'Stolen' During Benghazi Attack
The London Daily Mail
Four hundred American surface-to-air missiles were "taken from Libya" during the terror attack on the US consulate in Benghazi, a former US Attorney who represents whistleblowers claimed on Monday.
He added that the US intelligence community is terrified they might be used to shoot down airliners.
Joe diGenova, whose wife Victoria Toensing – a former deputy assistant attorney general – also represents Benghazi witnesses and others with knowledge of the terror attack, told WMAL radio that the loss of those missiles is also one the reason the US State Department shut down 19 embassies across the Middle East last week.
"A lot of people have come forward to share information with us," he said during the radio station's "Mornings On The Mall" program Monday morning.

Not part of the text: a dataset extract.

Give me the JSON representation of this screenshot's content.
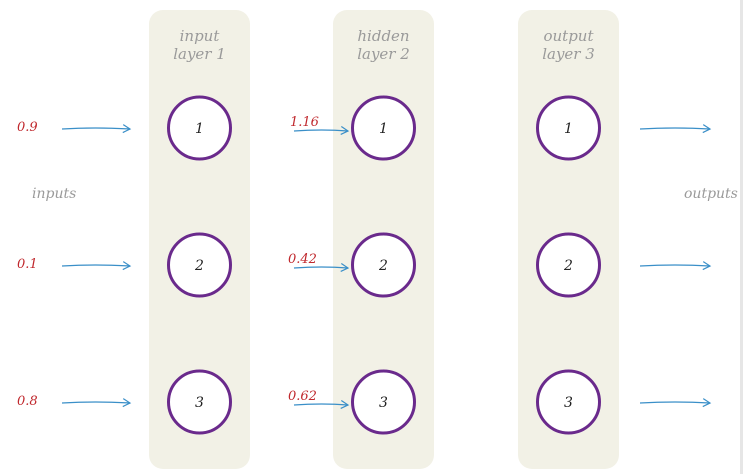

"We have learned that one of the reasons the administration is so deeply concerned" is that "there were 400 surface-to-air missiles stolen, and that they are...in the hands of many people, and that the biggest fear in the US intelligence community is that one of these missiles will be used to shoot down an airliner. 400 missiles, surface-to-air missiles, taken from Libya."
Asked if the missiles are now "in the hands of al-Qaeda operatives," DiGenova replied, "That is what these people are telling us."
DiGenova said his sources are "former intelligence officials who stay in constant contact with people in the Special Ops and intelligence community."
"And it's pretty clear that the biggest concern right now are 400 missiles which have been diverted in Libya and have gotten in the hands of some very ugly people."
diGenova said that while he was uncertain whether the stolen weapons were being kept at the US Consulate's CIA annex, "it is clear that the annex was somehow involved in the process of the distribution of those missiles."
A longtime legal fixture inside the beltway, diGenova was US Attorney for the District of Columbia for four years beginning in 1983, and later was an Independent Counsel appointed to investigate a State Department official who ordered politically embarrassing searches of the passport files of Bill Clinton, Clinton's mother and Ross Perot before the 1992 presidential election.
In 2007 the New York State Senate retained him to investigate then-Gov. Eliot Spitzer over allegations that he ordered the State Police to track the whereabouts of Republican State Senate Majority Leader Joseph L. Bruno when he used police escorts to travel to and around New York City.
Today diGenova and Toensnig, a former chief counsel for the US Senate Intelligence Committee, represent Gregory Hicks, the deputy chief of mission at the US Embassy in Libya at the time of the Benghazi attacks; and Mark Thompson, a former Marine who serves as Deputy Coordinator for Operations in the State Department's Counterterrorism Bureau.
The attorneys say Hicks' and Thompson's superiors subjected them to an intimidation campaign after then-Secretary Hillary Clinton's Accountability Review Board ignored their accounts of the Benghazi attack.
Toensing told Fox News in April that one of the two men was warned about the impact on his career if he cooperated with Republican investigators in Congress.
"It's frightening, and they're doing some very despicable threats to people," Toensing said.
"Not 'we're going to kill you,' or not 'we're going to prosecute you tomorrow,' but they're taking career people and making them well aware that their careers will be over."
President Obama has said he is unaware of any witnesses from Benghazi who have been prohibited from working with Congress. Secretary of State John Kerry has attributed such stories to "an enormous amount of misinformation."
In a May 30 letter, CIA Director John Brennan told Benghazi-stationed personnel that they were free to speak with Congress, but that they should involve their chain of command and follow specific procedures.
That measure was seen in some circles as a subtle warning that CIA agents must not approach lawmakers on their own.
Renewed interest in Middle Eastern terrorism appeared in Washington last week, as the State Department shuttered 19 embassies across the region, following what the administration said was a credible terrorist threat articulated by someone high in the command structure of al-Qaeda in the Arabian Peninsula.
diGenova said Monday that he knows what that threat may have involved.
The loss of the 400 surface-to-air missiles, he told WMAL's audience, "is why we shut down the 19 embassies recently."
"They were afraid that there was going to be a missile attack on one of the embassies. Remember, you can take a shoulder-held missile and shoot it into an embassy. Not just into the sky."
"That's what this was all about," he insisted. "That's why they're so worried. That's why they have lied repeatedly about what happened in Benghazi, because they are now responsible for all of the stepchildren of violence that happens as a result of this. This is a very serious matter."